The distance to the regional center of Uzhhorod from the village is 189 km, and to the community center of the village of Velyky Bychkiv - 13 km.

The climate in Kosivska Poliana settlement hromada is moderately continental. The average temperature in January is -4.8 °C, in July - +18.0 °C, the average annual temperature is 7.4 °C. The average annual precipitation is 1212 mm, the maximum of which falls on June–July. With increasing altitude above sea level, the air temperature decreases and the amount of precipitation increases.

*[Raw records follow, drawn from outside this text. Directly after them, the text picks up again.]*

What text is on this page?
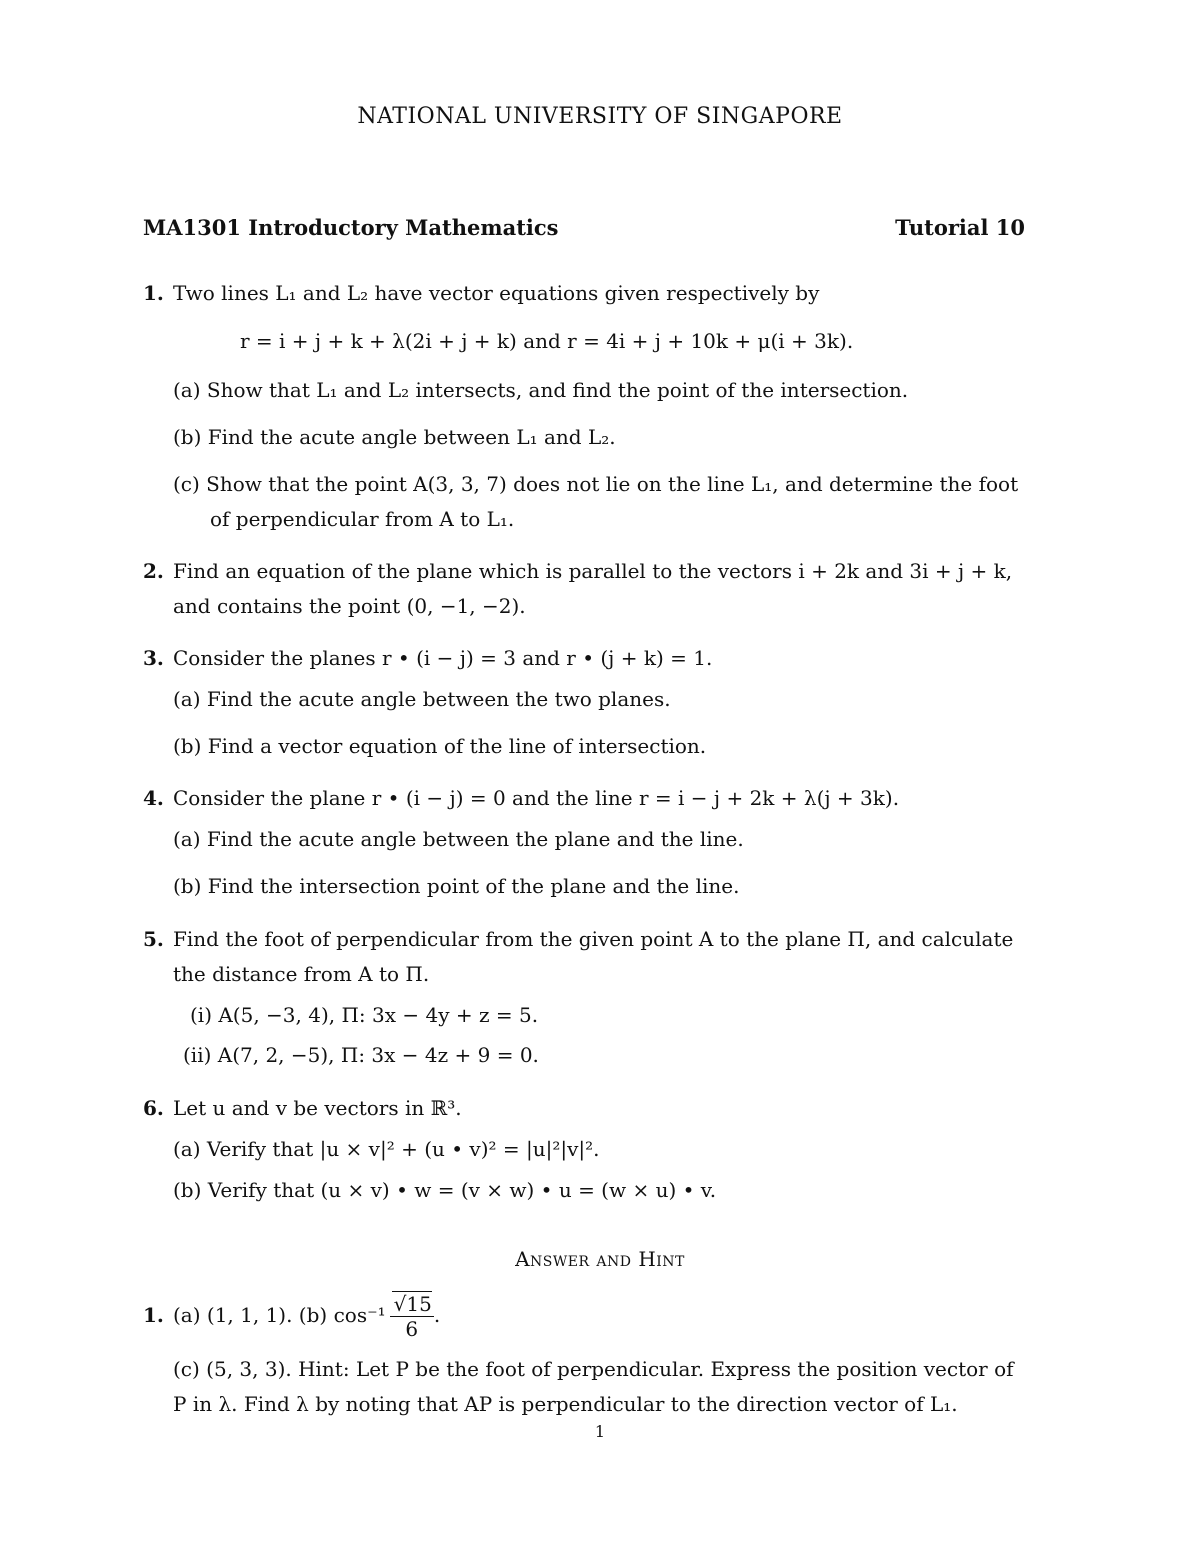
NATIONAL UNIVERSITY OF SINGAPORE
MA1301 Introductory Mathematics	Tutorial 10
1. Two lines L₁ and L₂ have vector equations given respectively by
r = i + j + k + λ(2i + j + k) and r = 4i + j + 10k + μ(i + 3k).
(a) Show that L₁ and L₂ intersects, and find the point of the intersection.
(b) Find the acute angle between L₁ and L₂.
(c) Show that the point A(3, 3, 7) does not lie on the line L₁, and determine the foot
of perpendicular from A to L₁.
2. Find an equation of the plane which is parallel to the vectors i + 2k and 3i + j + k,
and contains the point (0, −1, −2).
3. Consider the planes r • (i − j) = 3 and r • (j + k) = 1.
(a) Find the acute angle between the two planes.
(b) Find a vector equation of the line of intersection.
4. Consider the plane r • (i − j) = 0 and the line r = i − j + 2k + λ(j + 3k).
(a) Find the acute angle between the plane and the line.
(b) Find the intersection point of the plane and the line.
5. Find the foot of perpendicular from the given point A to the plane Π, and calculate
the distance from A to Π.
(i) A(5, −3, 4), Π: 3x − 4y + z = 5.
(ii) A(7, 2, −5), Π: 3x − 4z + 9 = 0.
6. Let u and v be vectors in ℝ³.
(a) Verify that |u × v|² + (u • v)² = |u|²|v|².
(b) Verify that (u × v) • w = (v × w) • u = (w × u) • v.
Answer and Hint
1. (a) (1, 1, 1). (b) $\cos^{-1} \frac{√15}{6}$ .
(c) (5, 3, 3). Hint: Let P be the foot of perpendicular. Express the position vector of
P in λ. Find λ by noting that AP is perpendicular to the direction vector of L₁.
1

The Shopurka River, a right tributary of the Tisza, flows through the village. Not far from the southern outskirts of the village of Kobyletskaya Polyana on the river is the Kobyletsky Guk cascade waterfall, with a total height of 22 m.

The territory of the village is located next to the Carpathian Biosphere Reserve, namely the Kuziya reserve massif, which is part of the transboundary natural object Ancient and Primeval Beech Forests of the Carpathians and Other Regions of Europe.

On the slope of Mount Kobyla, east of the village of Kobyletska Polyana, there is the Arnica Botanical Reserve, which protects the growth area of mountain arnica, a valuable medicinal plant.

The community's economy is represented by forestry, agriculture, and manufacturing industry.